Ferguson logic: rebuild local businesses 'or it's going to be be hell to pay'
Having burned down and looted many businesses that serve their community, some residents of Ferguson (or maybe it is just the outsiders who came in to join the outrage) are realizing that it is going to be inconvenient to have nowhere nearby to buy food, liquor, tobacco, and other merchandise. Burned out stores also hire very few people, in case anyone actually wants a job.
Sundance of Conservative Treehouse spotted this attitude on display in a CBS News report. Jim Hoft of Gateway Pundit transcribed the key passage spoken by a young man named Gunny (on the right) and handled with a nodding reaction by the correspondent:
“To be honest, if they don’t come and restore these neighborhoods for these people, like when you gotta go travel miles to Walmart and to get gas and stuff like that, it should be right here. If they don’t restore this community for people who stay here it’s gonna be hell to pay…
A second protester chimed inLor one’s community’s)
Yeah, that’s why people looting, because they can’t get no jobs.
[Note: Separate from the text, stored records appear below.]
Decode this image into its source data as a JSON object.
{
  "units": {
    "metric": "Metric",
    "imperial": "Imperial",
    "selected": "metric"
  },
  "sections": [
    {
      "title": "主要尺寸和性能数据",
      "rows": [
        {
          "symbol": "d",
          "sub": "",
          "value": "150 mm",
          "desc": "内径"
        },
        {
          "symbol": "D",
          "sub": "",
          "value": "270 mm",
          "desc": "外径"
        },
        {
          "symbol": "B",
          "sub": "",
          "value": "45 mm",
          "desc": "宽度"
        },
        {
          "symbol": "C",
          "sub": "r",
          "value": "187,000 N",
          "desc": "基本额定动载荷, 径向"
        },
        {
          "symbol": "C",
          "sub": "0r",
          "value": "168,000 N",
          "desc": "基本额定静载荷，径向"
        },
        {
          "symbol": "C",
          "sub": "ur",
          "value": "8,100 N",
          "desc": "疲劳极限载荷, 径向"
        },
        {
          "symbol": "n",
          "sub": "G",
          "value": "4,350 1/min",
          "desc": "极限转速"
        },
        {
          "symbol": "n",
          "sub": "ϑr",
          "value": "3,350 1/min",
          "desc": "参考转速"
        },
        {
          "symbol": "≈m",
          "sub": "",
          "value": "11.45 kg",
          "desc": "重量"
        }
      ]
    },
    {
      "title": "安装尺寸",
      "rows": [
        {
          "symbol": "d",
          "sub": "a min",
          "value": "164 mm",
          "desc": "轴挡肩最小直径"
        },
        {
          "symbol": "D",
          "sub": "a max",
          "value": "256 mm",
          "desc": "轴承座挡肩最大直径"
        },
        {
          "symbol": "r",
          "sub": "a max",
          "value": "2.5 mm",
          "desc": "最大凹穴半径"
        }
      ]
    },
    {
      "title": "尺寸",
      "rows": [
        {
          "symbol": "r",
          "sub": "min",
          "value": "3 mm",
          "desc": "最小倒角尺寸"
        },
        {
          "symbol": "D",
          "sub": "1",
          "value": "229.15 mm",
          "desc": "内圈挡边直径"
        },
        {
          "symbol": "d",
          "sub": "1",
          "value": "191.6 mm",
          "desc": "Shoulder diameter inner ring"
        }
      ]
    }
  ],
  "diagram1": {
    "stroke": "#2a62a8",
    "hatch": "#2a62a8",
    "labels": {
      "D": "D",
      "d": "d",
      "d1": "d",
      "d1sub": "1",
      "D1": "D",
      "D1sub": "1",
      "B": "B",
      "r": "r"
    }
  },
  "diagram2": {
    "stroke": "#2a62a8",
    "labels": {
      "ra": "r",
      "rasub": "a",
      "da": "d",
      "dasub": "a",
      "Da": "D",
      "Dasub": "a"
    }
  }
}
In this world, there is no connection between one’s own (or one’s community’s) actions and consequences. Everything that happens is the responsibility of others, the almighty “they” who owe it “us” to fix the situation. This is a kind of passivity linked to anger that is called passive-aggression when practiced by individuals.
I would be willing to wager that in another year we will be hearing complaints that whatever businesses do manage to open in Ferguson are charging unfairly high prices. The notion that insurance costs will skyrocket and that rebuilding and restocking costs will have to paid for out of revenue will be too complex for the passive-aggressive community that knows only victimhood and protest.
Sundance summarizes:
If you don’t rebuild those businesses we looted and torched, we’ll loot and torch some more – until you do.